I had anxiety about it, which isn’t a good thing and I shouldn’t have anxiety about going on a run, but I often do because I want to be successful. I set a goal of doing 5 miles, I didn’t care how it got done other than I needed to hit 3 miles before I allowed myself to stop. Well, I did. Both my mom and sister biked with me, which helped a lot. We traveled the entire outskirts of Sleepy Eye, and I made it to 3.8 before my first stop. It felt good. Not amazing, because it wasn’t 5, but good because it was more than 3. We continued on after that stop with a few longer intervals to hit 5. It felt good and I was content. Not ecstatic or thrilled, but not disappointed….just content.
Sunday was a day of walking and biking with the family, grilling outside, and soaking up every ounce of sunshine we could. I felt so grateful to be home and healthy with my family and in a space where we have a backyard to be in without worrying about social distancing with our neighbors. Sunday was a day of peace…and finishing off the frozen oatmeal cookies š

It was Sunday evening that I feel like I had a reality check sink in. I’ve been reading lots of books and watching some amazing acts of kindness happen all around the world everyday, I was realizing that this pandemic has the potential to change the way we live.
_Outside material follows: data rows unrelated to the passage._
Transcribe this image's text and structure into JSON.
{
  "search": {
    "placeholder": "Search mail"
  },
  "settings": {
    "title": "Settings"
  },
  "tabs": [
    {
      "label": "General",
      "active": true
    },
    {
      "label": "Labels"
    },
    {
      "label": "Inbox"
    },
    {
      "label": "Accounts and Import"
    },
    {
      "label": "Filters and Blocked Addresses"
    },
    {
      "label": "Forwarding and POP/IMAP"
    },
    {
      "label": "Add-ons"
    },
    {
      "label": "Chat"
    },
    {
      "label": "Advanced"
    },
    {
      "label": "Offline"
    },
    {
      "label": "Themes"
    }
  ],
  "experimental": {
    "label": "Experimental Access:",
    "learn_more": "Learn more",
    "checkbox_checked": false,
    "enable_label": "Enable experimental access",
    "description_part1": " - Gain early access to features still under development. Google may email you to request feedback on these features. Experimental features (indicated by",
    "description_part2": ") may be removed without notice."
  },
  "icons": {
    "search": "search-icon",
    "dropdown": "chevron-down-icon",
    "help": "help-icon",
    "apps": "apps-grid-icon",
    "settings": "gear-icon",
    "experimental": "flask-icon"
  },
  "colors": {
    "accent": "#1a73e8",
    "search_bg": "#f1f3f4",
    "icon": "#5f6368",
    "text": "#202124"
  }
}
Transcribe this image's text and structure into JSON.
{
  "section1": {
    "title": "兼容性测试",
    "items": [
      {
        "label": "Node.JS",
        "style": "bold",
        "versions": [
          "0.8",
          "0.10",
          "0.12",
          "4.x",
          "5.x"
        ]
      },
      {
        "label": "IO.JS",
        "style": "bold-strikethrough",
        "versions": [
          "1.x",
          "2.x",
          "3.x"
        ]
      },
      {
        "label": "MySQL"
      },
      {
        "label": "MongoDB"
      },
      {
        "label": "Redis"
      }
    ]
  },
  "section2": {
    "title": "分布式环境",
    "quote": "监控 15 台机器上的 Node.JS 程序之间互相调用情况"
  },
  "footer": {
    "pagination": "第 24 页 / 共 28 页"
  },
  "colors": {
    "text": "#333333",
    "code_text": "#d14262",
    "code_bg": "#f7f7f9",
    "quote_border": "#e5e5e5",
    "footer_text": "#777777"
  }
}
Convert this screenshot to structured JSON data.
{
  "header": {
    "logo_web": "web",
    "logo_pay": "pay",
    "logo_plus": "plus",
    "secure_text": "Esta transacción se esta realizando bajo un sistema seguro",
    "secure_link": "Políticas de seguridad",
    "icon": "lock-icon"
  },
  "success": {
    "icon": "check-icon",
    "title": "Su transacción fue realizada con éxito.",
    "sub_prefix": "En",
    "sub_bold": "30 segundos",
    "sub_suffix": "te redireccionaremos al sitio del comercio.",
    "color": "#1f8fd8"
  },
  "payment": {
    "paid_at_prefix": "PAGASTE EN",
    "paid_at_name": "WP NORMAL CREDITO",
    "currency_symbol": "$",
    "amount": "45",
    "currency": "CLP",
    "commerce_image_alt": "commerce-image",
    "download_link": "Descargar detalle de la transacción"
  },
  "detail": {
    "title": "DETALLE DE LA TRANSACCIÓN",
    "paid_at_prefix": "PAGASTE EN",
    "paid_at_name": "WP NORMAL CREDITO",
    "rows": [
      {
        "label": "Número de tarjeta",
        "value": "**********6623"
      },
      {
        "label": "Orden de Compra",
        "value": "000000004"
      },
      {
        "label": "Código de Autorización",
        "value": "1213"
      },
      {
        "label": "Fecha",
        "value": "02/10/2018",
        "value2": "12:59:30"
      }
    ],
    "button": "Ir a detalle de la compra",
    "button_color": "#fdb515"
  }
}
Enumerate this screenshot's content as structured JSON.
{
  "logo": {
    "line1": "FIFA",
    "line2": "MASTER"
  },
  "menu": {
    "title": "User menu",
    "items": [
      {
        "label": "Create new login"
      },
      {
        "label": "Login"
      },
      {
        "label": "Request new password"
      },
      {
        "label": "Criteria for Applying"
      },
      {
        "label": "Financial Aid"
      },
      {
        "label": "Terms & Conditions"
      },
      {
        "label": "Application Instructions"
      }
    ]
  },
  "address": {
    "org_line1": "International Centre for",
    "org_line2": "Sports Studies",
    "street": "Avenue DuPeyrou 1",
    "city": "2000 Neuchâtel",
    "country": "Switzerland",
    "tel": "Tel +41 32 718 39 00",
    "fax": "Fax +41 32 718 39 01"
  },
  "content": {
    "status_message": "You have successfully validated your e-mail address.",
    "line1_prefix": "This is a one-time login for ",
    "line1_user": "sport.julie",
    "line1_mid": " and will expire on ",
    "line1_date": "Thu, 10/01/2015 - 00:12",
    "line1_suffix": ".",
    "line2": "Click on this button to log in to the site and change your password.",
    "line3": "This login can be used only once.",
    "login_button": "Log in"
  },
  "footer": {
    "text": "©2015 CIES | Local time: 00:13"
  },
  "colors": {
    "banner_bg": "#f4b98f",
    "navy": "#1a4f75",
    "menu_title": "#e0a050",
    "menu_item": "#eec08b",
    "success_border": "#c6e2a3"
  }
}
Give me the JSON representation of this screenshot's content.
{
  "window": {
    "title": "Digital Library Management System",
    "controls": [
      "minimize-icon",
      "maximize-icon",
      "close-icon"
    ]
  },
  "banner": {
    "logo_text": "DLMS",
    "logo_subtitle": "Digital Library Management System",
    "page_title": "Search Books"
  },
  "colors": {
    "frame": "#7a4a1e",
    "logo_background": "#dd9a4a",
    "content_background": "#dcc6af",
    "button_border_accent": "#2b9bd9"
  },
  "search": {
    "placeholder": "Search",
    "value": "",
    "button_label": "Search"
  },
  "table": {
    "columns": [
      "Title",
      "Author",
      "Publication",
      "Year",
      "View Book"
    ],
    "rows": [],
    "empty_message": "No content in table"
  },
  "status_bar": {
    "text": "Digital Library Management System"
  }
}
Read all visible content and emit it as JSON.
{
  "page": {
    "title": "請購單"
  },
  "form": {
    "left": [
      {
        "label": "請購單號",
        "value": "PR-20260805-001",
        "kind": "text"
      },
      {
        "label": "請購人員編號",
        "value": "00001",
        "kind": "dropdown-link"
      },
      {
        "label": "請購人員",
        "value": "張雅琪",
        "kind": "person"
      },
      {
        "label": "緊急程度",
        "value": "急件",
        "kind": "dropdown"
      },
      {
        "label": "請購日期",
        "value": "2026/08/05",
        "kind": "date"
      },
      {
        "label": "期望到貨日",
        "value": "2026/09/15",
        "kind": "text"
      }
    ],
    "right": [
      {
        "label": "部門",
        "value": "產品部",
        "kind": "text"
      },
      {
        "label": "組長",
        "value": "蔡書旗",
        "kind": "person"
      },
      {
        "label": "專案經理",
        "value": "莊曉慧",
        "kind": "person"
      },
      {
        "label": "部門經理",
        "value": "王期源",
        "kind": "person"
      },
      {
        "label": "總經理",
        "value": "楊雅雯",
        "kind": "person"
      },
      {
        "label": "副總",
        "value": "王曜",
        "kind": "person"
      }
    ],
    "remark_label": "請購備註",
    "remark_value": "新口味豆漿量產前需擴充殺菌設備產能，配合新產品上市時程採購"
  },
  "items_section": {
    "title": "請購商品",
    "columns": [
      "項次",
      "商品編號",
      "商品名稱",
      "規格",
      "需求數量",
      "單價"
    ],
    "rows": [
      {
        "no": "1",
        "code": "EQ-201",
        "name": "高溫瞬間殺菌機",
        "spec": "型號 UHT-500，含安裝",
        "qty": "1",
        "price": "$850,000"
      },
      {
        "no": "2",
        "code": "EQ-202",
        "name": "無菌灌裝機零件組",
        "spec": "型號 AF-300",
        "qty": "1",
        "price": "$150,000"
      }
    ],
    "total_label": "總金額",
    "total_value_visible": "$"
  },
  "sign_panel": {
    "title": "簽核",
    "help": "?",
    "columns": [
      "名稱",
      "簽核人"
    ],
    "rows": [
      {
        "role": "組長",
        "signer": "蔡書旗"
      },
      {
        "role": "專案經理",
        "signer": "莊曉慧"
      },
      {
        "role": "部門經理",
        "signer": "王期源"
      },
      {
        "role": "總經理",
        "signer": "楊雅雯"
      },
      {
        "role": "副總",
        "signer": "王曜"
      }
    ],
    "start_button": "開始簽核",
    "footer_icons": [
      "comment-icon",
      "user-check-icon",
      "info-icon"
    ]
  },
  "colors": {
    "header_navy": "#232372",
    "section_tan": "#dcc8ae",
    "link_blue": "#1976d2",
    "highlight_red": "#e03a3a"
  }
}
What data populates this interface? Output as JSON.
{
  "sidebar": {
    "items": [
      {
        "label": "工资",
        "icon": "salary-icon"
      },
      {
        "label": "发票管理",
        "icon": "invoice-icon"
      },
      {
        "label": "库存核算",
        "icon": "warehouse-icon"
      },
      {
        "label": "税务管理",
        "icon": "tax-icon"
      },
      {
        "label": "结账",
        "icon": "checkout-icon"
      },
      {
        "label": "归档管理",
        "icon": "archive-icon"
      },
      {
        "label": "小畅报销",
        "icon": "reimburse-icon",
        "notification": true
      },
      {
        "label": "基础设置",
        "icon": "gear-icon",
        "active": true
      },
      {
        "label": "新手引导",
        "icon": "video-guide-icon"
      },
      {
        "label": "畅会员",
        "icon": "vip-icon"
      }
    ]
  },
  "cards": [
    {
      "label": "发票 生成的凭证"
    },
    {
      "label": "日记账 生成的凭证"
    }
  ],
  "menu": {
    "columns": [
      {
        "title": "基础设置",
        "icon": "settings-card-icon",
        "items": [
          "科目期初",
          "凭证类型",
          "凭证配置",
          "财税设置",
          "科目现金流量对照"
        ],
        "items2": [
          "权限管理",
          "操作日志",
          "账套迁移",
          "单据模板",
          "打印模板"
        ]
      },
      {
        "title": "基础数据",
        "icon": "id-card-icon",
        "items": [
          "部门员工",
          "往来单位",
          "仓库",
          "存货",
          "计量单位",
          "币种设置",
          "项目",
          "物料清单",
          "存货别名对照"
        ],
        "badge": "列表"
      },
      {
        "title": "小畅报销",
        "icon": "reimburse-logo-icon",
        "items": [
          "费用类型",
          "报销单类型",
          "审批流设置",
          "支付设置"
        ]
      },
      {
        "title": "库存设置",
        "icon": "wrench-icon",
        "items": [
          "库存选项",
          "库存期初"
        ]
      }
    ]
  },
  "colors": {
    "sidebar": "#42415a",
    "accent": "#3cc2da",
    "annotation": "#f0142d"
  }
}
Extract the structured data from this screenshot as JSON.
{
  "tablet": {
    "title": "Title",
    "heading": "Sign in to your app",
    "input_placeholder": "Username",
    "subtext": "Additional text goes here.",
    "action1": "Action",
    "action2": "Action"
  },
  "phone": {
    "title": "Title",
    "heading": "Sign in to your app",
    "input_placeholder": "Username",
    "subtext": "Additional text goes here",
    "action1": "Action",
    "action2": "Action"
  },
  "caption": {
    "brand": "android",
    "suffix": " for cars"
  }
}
Not only in the way that restaurants will serve their customers, but in the way that we treat one another, go about our daily work, and take time to do the things that really truly matter. While I was so hopeful and excited to take part in the infamous Grandma’s Marathon experience this June, I have come to the consensus that I, Josie Schieffert, am not in the head space to continue to push myself more than ever to be able to run those 13 miles in June. I decided that running for me right now needs to be a stress reliever, not something that adds to the stress I already have. For me, that means being able to run as many or as few miles as I am “up for” on each given day rather than forcing myself to run x amount on days where I feel like crap, and restricting myself to only run x amount of miles on days where I fill like a million bucks. So the next day, Monday April 20 would be the turn of a new mindset for me.
Although Monday wasn’t a day of running, it was another day of baking. I tried out a new recipe that used almond flour to make the most delicious brownies I’ve ever had!! Seriously people, they were so moist, so chocolaty, and gooey. 10/10 recommend. The recipe is just screenshots I took during one of my late night pinterest bouts, so I’ll toss em in here for you because YUM.




After Monday, what would’ve been week 12 consisting of 4.5 miles, 4 miles, and 9 miles, instead consisted of about 2-3 miles a day, sometimes all at once, and sometimes with intervals. I felt lighter. It was now relieving to run instead of feeling like a chore that my mom added to my list. Who would’ve thought? My new mantra for my running journey has morphed into “Slow progress is still progress”. After all, I still WILL run a half marathon at some point, that point just isn’t right now. And for now, I will push myself on days where I feel like pushing myself, and for those days that I don’t, I will do what I know I can, and I’m okay with that.
The middle of the week brought on the second batch of oatmeal cookies, and this time we made a DOUBLE batch. Why? I have no idea lol, but probably because a single batch simply evaporated into thin air after a matter of days lol. But right now, it all feels okay. In the midst of this pandemic, where people are experiencing things like never before, it all feels okay.
After a week of consistently running 2-3 miles a day, today, Monday of what would’ve been week 13, I can feel that this week will bring atleast one day of pushing to that 5 mile range, just because I want to and I know I can, and that’s okay too.
Know that wherever you are, whatever you are doing, right now…it is all okay.
Slow progress is indeed still progress.